I've never had any past romantic relationships aside from what I have right now. Blame it on the lack of social graces, naturally introverted personality, overconfidence and conscious wallowing in naivete. I had crushes, sure, but seldom with real, attainable human beings. I was always happy with the fantasies I stirred. I don't think you could count my "relationships" with Johnny Depp, Cillian Murphy, Paul Bettany, John Malkovich, Gary Oldman, Christian Bale, Kurama, Kenshin Himura real. I know that early on since I have always kept a full grap on reality. But these guys and my certain fantasies supplied me with enough inspiration and emotional exercise at the time when my contemporaries were busy attending to courtships and relationship stress in their highschool-college years. But if it was anything, it scared the hell out of my friends and family. I just didn't mind. I was devoted to these guys even though they are figments of my imagination. I was devoted and very faithful. I never juggled two fantasies at the same time. Even in fantasy I have principles and one of it is monogamy.
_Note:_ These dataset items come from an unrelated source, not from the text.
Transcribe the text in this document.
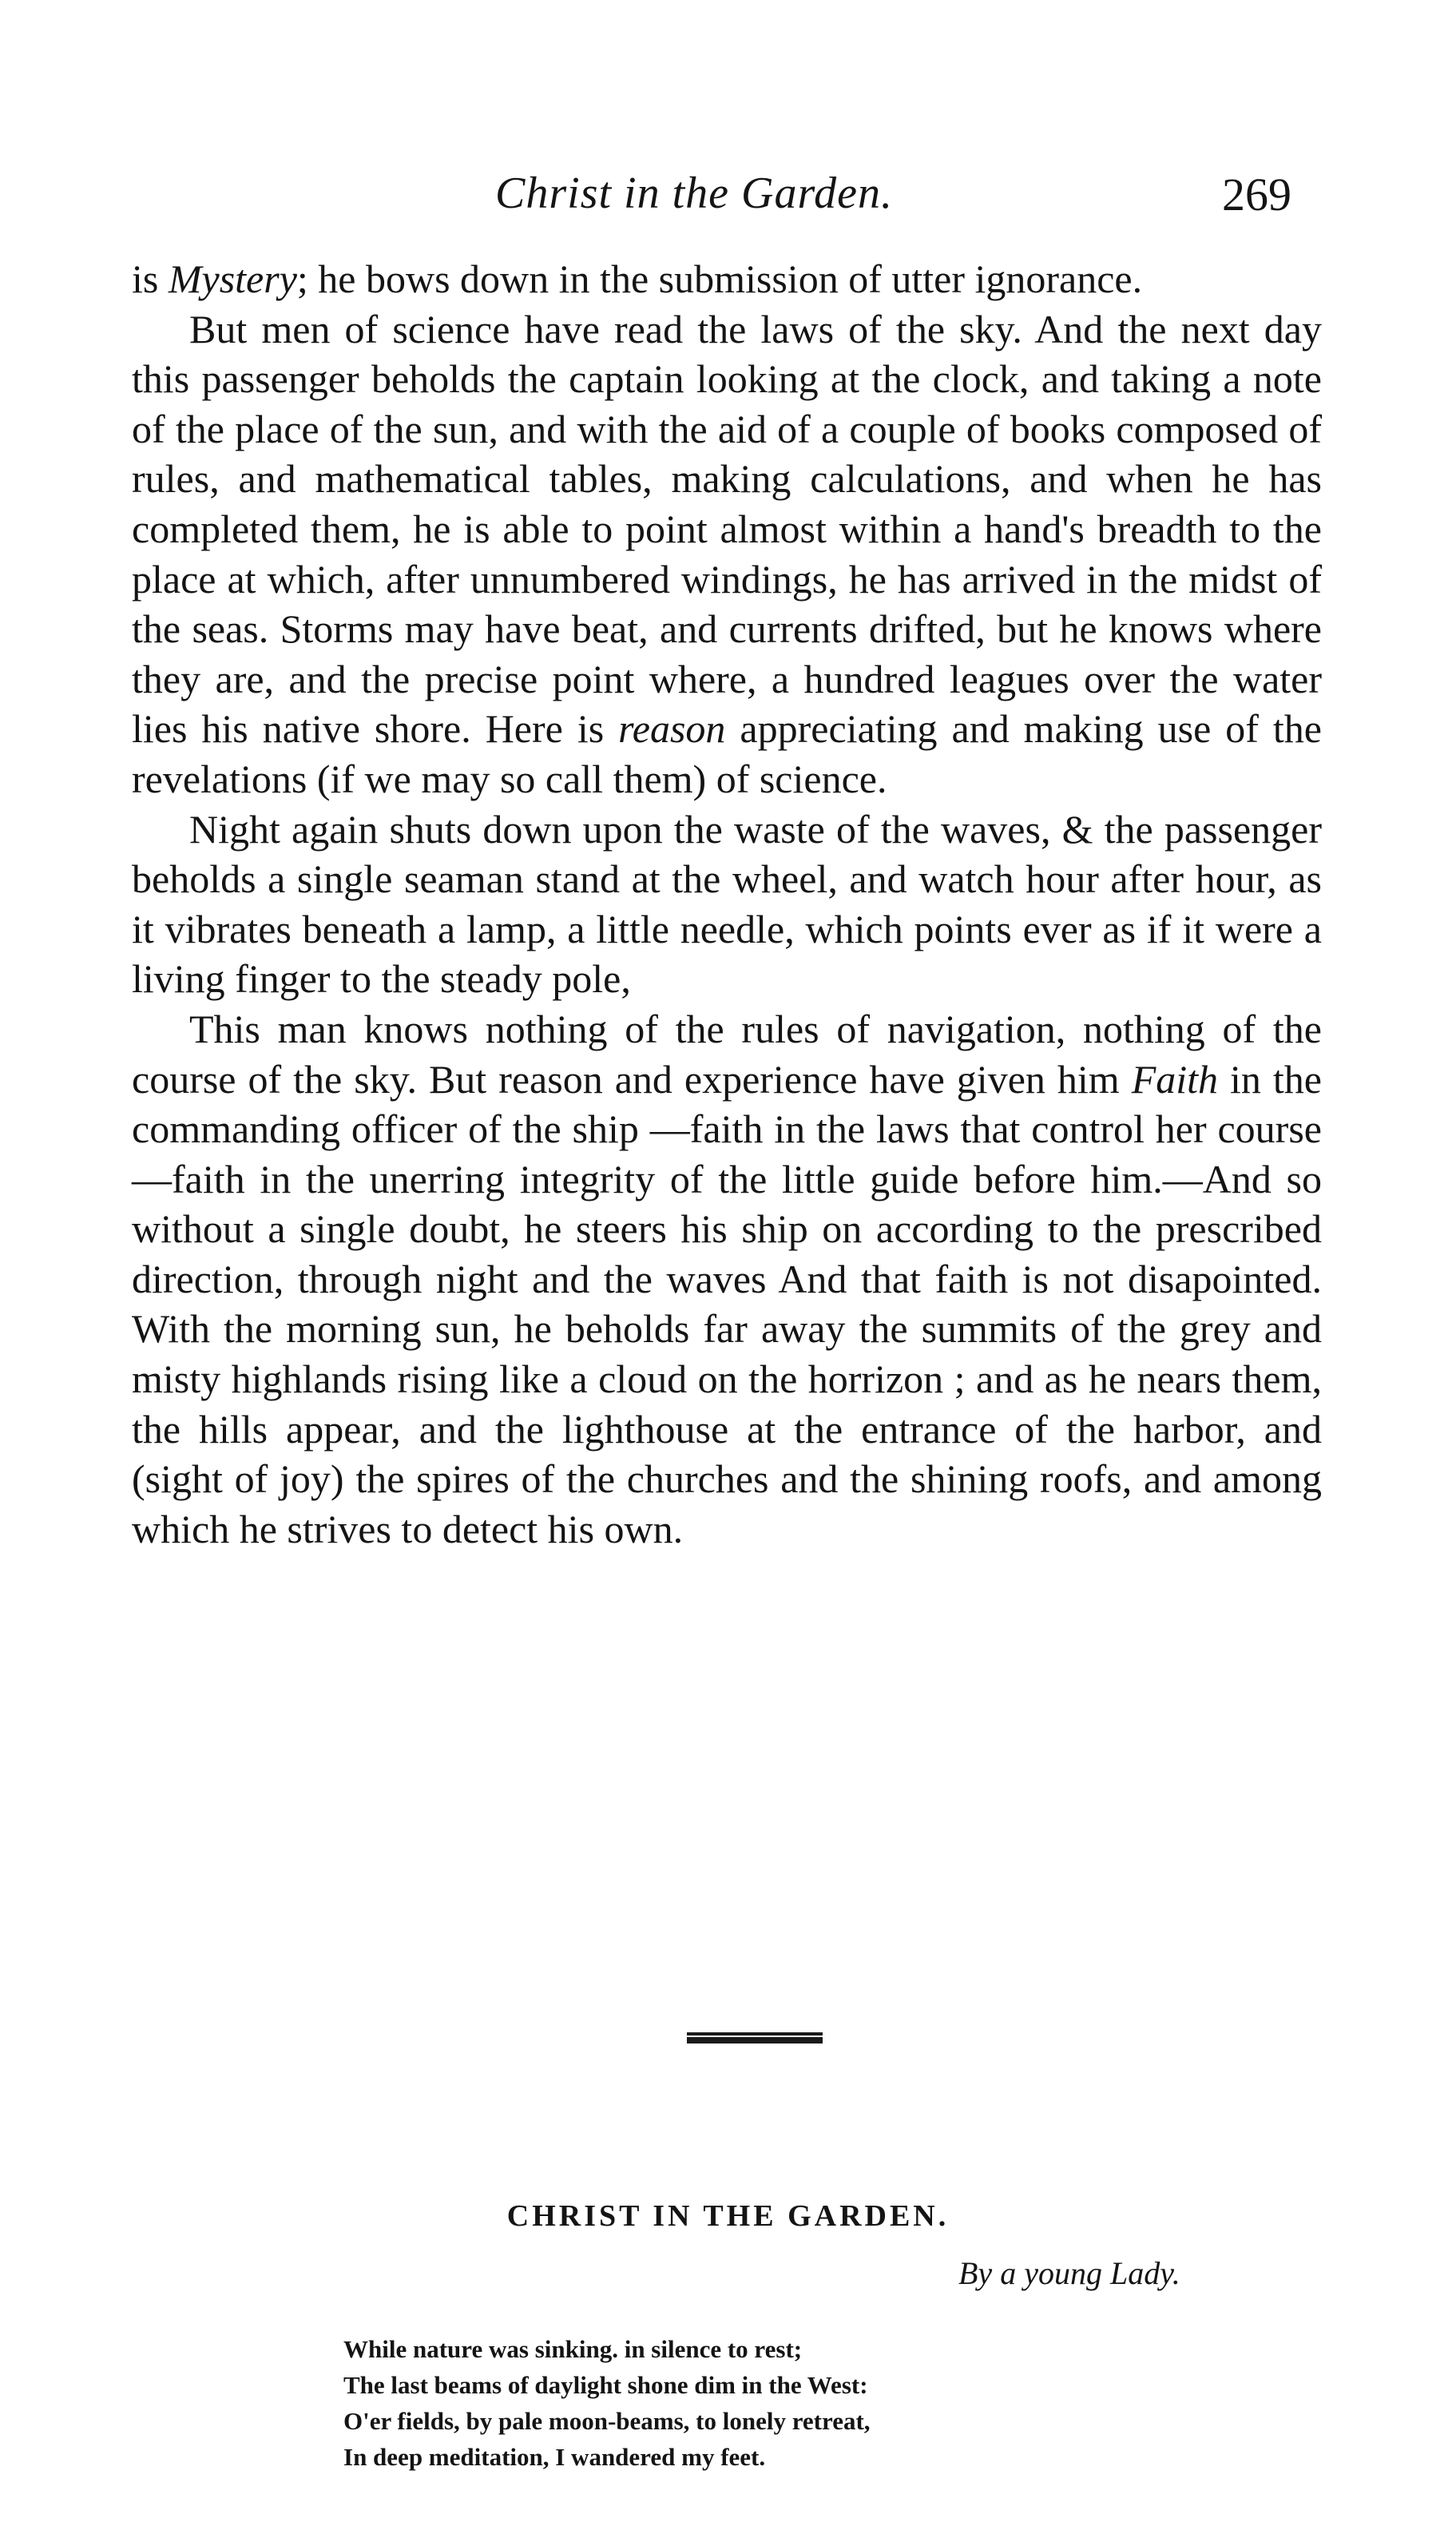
Christ in the Garden.	269

is Mystery; he bows down in the submission of utter ignorance.

But men of science have read the laws of the sky. And the next day this passenger beholds the captain looking at the clock, and taking a note of the place of the sun, and with the aid of a couple of books composed of rules, and mathematical tables, making calculations, and when he has completed them, he is able to point almost within a hand's breadth to the place at which, after unnumbered windings, he has arrived in the midst of the seas. Storms may have beat, and currents drifted, but he knows where they are, and the precise point where, a hundred leagues over the water lies his native shore. Here is reason appreciating and making use of the revelations (if we may so call them) of science.

Night again shuts down upon the waste of the waves, & the passenger beholds a single seaman stand at the wheel, and watch hour after hour, as it vibrates beneath a lamp, a little needle, which points ever as if it were a living finger to the steady pole,

This man knows nothing of the rules of navigation, nothing of the course of the sky. But reason and experience have given him Faith in the commanding officer of the ship —faith in the laws that control her course—faith in the unerring integrity of the little guide before him.—And so without a single doubt, he steers his ship on according to the prescribed direction, through night and the waves And that faith is not disapointed. With the morning sun, he beholds far away the summits of the grey and misty highlands rising like a cloud on the horrizon ; and as he nears them, the hills appear, and the lighthouse at the entrance of the harbor, and (sight of joy) the spires of the churches and the shining roofs, and among which he strives to detect his own.

CHRIST IN THE GARDEN.
By a young Lady.
While nature was sinking. in silence to rest;
The last beams of daylight shone dim in the West:
O'er fields, by pale moon-beams, to lonely retreat,
In deep meditation, I wandered my feet.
In my fantasies, I only dream of the happy and breathtaking moments. While I was pretending to be listening to our Chemistry teacher as she talked about marrying elements and adding them up, I was formulating my own combinations and visions in my head. I would imagine Kurama, with his long red hair and dashing eyes, entering my classroom and whisking me in his red Ferrari car scandalously parked outside our school grounds. I would dream of us traveling to Paris, Greece and eating strawberries and chocolates in Belgium. Then naturally a music video pops in my head. We were of course the stars. One of that songs would be Take on Me by A-ha. I would dream of the bliss, the happiness and the endless possibilities only. It's my dream, I could edit it and basically I thought I could make it work in reality if you find the right person. But at least I know by now, that relationships even with the right person aren't always as blissful.
In the real world, the guy isn't perfect. He could very well just sweep you off your feet and an unexplainable force somehow seals you together. But that seal is not fool proof. It could never be foolproof and the expiration varies for different couples. There are 101 factors that nurture or destroy the relationship and humans, the lovers, could only do so much to save it. The seal might break, strengthen or be renewed. No one knows. It sounds like a narration of a leaking pipe, but that's just how love in romantic relationship works. As much as the couple acts as one, there is still the subject of external factors and internal factors that change and test the relationship through time. Almost no one knows the right answers and people just have to learn to get by. Relationship is not always blissful. It really hurts at times and no amount of daydreaming or fantasies can ever ignore and sugarcoat the real heartaches and breaks of a relationship. That is the the truth and also a risk that everyone who falls in love has to take.